I have been writing on LinkedIn every day for the last 140 days, thinking that it might help as I take a new business to market.

I’m not sure it’s working.

Here’s the problem – what do you put your effort into every single day to develop your practice?

There’s a choice – write for your own blog – which is what I was doing. Or write in a platform, which someone else owns.

The way that works for me is a routine – a consistent approach that I commit to every day.

That means writing 7 days a week. No excuses, no interruptions. If you stop, everything stops. And when you stop, it takes time to come back and start again.

But it’s hard to do that on a blog and on LinkedIn – writing once a day is hard enough. Writing twice is perhaps asking too much. Especially if there is more writing to do – such as working on a thesis or papers.

So I decided to prioritize LinkedIn for a while because it felt like the place I could connect with prospects and partners.

But, I think consistency is now a problematic thing.

It’s hard to tell the difference between someone that puts in the effort every day and a bot.

If people are using AI tools to write and publish then what they do looks very similar to someone who does it through discipline.

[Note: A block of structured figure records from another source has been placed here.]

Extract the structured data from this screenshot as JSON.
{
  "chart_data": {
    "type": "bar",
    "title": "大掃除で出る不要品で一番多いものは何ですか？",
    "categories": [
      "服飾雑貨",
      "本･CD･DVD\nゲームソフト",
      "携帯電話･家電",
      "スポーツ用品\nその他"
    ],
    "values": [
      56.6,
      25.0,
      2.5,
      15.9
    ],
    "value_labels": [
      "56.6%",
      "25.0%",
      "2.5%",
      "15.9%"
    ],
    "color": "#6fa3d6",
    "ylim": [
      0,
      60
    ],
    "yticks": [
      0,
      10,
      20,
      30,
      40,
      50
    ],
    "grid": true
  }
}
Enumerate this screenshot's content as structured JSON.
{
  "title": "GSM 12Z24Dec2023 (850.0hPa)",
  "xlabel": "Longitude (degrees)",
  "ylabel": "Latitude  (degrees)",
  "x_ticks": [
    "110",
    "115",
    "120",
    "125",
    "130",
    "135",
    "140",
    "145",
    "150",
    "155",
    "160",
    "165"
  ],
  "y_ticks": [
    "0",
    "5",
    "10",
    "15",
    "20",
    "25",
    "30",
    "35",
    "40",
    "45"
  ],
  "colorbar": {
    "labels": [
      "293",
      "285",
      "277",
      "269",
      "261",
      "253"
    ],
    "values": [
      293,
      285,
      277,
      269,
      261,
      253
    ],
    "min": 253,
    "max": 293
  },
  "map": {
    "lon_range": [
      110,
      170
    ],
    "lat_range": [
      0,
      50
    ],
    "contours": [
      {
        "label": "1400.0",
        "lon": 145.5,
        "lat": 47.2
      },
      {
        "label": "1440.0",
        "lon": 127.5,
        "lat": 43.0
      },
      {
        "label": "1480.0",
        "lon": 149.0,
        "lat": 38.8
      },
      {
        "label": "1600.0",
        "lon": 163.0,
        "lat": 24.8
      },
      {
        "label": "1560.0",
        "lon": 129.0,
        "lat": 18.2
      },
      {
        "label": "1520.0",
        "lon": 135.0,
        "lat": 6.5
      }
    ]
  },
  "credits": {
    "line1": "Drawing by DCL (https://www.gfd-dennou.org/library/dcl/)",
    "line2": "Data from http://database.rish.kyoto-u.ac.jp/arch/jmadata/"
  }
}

Or, to reverse it, consistent discipline now looks like you’re using a robot to do your work.

And that’s problematic. I’ve seen views go down massively on LinkedIn. I don’t want to jump and blame the algorithm but it’s one of three things:

  1. It’s depressing reach so you reach for the boost button and pay more.
  2. There’s more AI content but the same number of eyeballs, so mathematically everything gets lower views.
  3. It thinks you’re a bot and so depresses your content.

There may be more options but I can’t think of any right now.

So, the logical thing to do is to change – stop being predictable to a machine that’s adjusting itself as it goes.

My primary writing space has to be this blog – it’s where I work out ideas and think through situations.

And I think LinkedIn has to be a more random thing. In fact, I’m thinking of having a random number generator, like between 1 and 7, and only posting on the days when it’s over 4 and over.

Will the algorithm reward such randomness as evidence of being human? I don’t know – but I do know that life is too short to try and work for an algorithm.

So if you’re subscribed, you will probably see more posts from me again.